The other remarkable attribute about Saga is how well the game has aged. This applies to all of the Saturn’s Panzer Dragoon games but Saga moreso than the rest, grainy unskippable FMV sequences aside. The grainy textures provides a thematic richness that helps to highlight all of the interesting and otherworldly landscapes the game provides. This game is my argument for who visual aesthetics are much more important than sheer graphical power. The Panzer Dragoon games were partly inspired by the french comic artist Moebuis (who even helped with the creation of the first game), whose lush landscapes are mirrored in the video games perfectly and are still unlike anything in video games even today, despite being released over a decade ago!

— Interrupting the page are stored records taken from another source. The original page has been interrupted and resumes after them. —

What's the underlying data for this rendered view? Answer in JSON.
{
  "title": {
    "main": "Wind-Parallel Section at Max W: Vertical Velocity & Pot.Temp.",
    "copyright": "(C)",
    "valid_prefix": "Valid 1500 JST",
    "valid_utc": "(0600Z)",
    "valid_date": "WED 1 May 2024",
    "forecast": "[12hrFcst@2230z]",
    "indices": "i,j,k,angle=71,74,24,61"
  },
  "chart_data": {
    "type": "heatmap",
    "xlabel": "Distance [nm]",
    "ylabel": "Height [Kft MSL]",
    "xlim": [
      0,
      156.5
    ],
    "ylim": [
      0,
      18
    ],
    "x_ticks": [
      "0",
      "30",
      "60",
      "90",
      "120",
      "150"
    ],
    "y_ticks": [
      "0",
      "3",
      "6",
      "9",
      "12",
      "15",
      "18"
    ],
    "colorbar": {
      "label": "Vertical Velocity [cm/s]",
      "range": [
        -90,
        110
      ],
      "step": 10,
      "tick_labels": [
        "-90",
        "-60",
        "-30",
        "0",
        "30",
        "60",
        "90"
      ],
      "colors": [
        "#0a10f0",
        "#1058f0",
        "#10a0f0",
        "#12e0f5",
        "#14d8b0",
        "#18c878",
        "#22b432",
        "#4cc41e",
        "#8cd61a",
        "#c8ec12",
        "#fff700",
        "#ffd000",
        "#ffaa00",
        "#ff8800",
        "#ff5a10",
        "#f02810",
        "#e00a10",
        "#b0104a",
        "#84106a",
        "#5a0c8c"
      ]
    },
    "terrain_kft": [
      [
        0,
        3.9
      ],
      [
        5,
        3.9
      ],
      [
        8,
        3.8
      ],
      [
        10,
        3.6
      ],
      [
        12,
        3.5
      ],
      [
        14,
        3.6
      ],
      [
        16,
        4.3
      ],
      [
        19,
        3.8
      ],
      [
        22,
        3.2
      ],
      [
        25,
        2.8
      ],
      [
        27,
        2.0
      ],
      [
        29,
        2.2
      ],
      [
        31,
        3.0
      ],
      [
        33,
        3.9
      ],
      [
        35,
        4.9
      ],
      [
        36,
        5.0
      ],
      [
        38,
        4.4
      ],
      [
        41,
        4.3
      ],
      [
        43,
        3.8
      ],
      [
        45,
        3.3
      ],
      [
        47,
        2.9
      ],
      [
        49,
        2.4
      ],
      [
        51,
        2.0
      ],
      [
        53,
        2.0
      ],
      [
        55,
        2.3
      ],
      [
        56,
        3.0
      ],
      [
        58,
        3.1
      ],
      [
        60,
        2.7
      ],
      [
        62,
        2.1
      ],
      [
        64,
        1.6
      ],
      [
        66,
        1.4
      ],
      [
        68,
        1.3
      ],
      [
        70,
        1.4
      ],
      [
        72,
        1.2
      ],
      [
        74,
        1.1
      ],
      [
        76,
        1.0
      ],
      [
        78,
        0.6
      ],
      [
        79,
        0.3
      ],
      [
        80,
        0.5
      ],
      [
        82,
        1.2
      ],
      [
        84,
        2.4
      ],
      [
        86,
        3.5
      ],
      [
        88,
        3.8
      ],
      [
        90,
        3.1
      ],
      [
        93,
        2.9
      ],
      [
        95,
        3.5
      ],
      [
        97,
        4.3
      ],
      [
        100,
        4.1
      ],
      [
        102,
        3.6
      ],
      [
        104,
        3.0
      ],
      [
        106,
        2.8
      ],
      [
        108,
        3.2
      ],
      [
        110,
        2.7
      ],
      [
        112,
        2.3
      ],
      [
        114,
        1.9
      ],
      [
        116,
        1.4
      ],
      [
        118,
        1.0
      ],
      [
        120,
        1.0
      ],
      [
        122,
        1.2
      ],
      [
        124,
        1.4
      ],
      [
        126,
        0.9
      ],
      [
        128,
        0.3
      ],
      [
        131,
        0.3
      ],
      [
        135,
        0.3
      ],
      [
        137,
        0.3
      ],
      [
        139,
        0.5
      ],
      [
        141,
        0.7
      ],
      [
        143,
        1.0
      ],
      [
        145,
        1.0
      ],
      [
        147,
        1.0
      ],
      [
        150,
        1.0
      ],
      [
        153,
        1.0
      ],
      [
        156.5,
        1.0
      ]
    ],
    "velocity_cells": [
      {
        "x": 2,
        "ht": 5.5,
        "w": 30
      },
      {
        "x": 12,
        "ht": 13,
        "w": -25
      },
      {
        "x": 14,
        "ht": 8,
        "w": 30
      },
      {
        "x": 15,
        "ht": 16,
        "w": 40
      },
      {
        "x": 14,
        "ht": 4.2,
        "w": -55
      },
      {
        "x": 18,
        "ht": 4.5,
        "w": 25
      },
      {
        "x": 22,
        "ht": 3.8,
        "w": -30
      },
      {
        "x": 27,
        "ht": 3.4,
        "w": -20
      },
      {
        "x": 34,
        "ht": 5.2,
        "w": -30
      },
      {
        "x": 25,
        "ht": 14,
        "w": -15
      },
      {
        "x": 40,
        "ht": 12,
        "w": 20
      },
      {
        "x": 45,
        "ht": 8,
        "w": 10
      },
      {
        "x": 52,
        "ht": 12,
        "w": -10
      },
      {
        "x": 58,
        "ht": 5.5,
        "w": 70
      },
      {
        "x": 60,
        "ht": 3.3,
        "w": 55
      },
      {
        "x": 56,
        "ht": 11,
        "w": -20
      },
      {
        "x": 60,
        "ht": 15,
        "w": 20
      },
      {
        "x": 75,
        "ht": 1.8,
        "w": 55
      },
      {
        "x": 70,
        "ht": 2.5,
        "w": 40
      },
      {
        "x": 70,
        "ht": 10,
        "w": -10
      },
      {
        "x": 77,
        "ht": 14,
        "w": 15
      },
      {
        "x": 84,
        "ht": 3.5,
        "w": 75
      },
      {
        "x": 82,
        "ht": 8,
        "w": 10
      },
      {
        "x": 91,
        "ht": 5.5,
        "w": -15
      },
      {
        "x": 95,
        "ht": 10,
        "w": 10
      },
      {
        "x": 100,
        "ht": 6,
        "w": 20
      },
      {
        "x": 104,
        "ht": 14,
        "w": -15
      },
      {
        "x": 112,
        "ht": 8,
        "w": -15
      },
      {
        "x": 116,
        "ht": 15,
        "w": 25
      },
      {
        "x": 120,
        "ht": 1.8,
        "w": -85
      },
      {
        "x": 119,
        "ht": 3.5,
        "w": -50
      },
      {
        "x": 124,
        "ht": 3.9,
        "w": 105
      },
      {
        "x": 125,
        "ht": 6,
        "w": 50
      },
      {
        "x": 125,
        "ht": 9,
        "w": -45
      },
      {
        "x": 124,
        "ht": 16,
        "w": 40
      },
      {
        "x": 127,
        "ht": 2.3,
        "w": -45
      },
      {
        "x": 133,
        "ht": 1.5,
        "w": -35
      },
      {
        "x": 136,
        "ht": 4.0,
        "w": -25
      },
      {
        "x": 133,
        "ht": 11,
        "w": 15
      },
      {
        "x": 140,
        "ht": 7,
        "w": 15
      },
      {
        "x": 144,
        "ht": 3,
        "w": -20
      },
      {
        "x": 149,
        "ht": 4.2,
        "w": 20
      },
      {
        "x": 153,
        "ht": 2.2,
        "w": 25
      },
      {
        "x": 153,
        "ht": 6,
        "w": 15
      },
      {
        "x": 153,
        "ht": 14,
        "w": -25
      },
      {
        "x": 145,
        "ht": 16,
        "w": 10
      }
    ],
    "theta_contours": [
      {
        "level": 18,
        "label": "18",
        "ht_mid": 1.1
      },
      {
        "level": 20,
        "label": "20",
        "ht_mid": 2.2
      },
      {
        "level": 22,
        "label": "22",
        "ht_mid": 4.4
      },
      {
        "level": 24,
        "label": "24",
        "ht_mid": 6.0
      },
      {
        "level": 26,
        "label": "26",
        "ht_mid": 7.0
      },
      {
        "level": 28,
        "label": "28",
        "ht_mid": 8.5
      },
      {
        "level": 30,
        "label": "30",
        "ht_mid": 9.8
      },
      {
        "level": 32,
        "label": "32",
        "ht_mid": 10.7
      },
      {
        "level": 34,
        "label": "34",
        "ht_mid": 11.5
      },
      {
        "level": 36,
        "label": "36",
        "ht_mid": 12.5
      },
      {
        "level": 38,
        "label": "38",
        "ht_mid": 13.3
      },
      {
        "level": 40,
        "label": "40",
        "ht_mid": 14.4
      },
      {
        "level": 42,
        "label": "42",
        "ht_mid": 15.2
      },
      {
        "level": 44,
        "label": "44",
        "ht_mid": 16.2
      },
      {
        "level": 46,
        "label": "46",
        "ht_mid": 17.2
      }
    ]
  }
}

The other major factor to this games legacy, other than its quality, is its price. While the Japanese version of the game is relatively inexpensive, only 24,000 copies of the US/PAL versions were made, and the sheer quality of the game that was spread through word of mouth after the game was released caused the game’s price in the used market to shoot up considerably. Unfortunately a port of the game is not likely as the game’s director Yukio Futatsugi said that the original source code for Saga was lost (there’s a great interview with him on 1UP) . This is a shame as this is a game which deserves again to be discovered my modern audiences. However Saga was not the last outing in the Panzer Dragoon series. The creator of the Saga‘s excellent battle system would later move to Smilebit after Team Andromeda’s disbandment to create Panzer Dragoon Orta, a return to the original two games roots as a rail shooter and one of the best games available on the original Xbox. Futatsugi would move to Microsoft where he’d work on another game for the original Xbox called Phantom Dust and he is now working on a spiritual successor to Panzer Dragoon entitled Project Draco for Kinect. Project Draco will be available on XBLA early next year for anyone interested in the series and Orta is backward compatible for the Xbox 360 and unlike its predecessor, is actually quite cheap.